Comentário editorial
Nesta leitura prática, a decisão é organizada para mostrar o que o STJ efetivamente registrou e quais dados devem ser conferidos antes de transportar o entendimento para uma situação cotidiana. O recorte processual é REsp, julgado por SEGUNDA TURMA, sob relatoria de FRANCISCO FALCÃO.
Para o cidadão, o ponto essencial é não tratar a ementa como uma regra automática: fatos, pedidos, fase processual e legislação aplicável precisam ser comparados com o caso concreto.

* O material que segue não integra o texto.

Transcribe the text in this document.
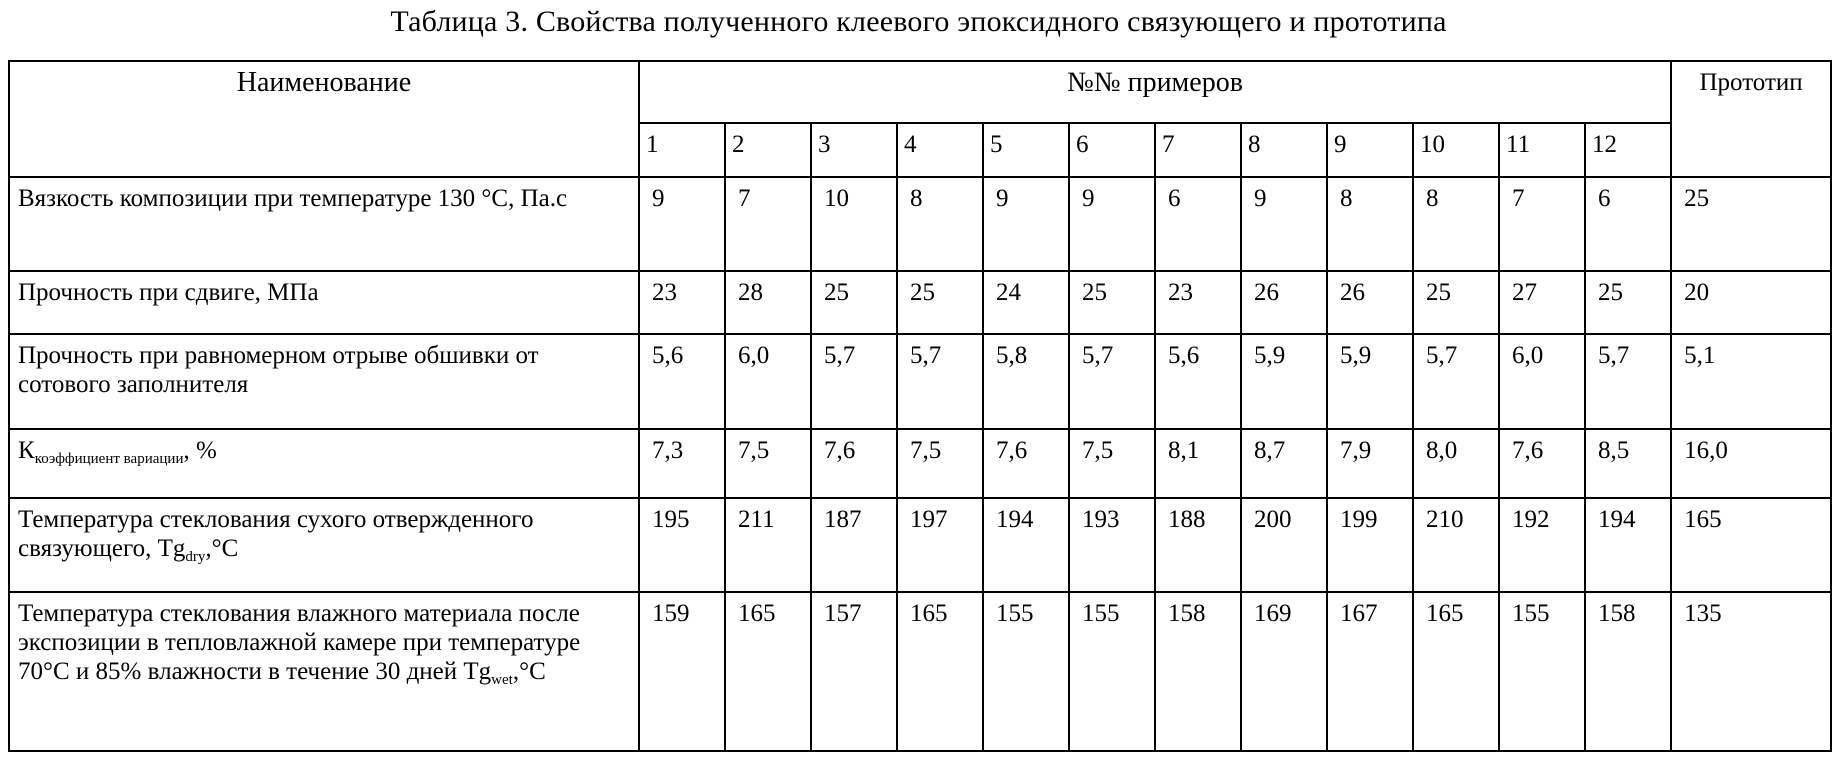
Таблица 3. Свойства полученного клеевого эпоксидного связующего и прототипа
Наименование	№№ примеров												Прототип
	1	2	3	4	5	6	7	8	9	10	11	12	
Вязкость композиции при температуре 130 °С, Па.с	9	7	10	8	9	9	6	9	8	8	7	6	25
Прочность при сдвиге, МПа	23	28	25	25	24	25	23	26	26	25	27	25	20
Прочность при равномерном отрыве обшивки от сотового заполнителя	5,6	6,0	5,7	5,7	5,8	5,7	5,6	5,9	5,9	5,7	6,0	5,7	5,1
$К_{коэффициент вариации}$, %	7,3	7,5	7,6	7,5	7,6	7,5	8,1	8,7	7,9	8,0	7,6	8,5	16,0
Температура стеклования сухого отвержденного связующего, $Tg_{dry},^\circ С$	195	211	187	197	194	193	188	200	199	210	192	194	165
Температура стеклования влажного материала после экспозиции в тепловлажной камере при температуре 70°С и 85% влажности в течение 30 дней $Tg_{wet},^\circ С$	159	165	157	165	155	155	158	169	167	165	155	158	135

Quando o julgamento repercutir em mobilidade, veículos, sanções ou direitos do condutor, essa conexão deve estar expressa no próprio texto oficial.
Pontos centrais da ementa
- INEXISTÊNCIA DE VÍCIO DE FUNDAMENTAÇÃO OU IRREGULARIDADE FORMAL.
- AUSÊNCIA DE PREQUESTIONAMENTO E DE CONTEÚDO NORMATIVO.
- I - A primeira questão jurídica objeto dos recursos especiais reside em definir se os embargos de declaração não conhecidos possuem o efeito interruptivo previsto no art.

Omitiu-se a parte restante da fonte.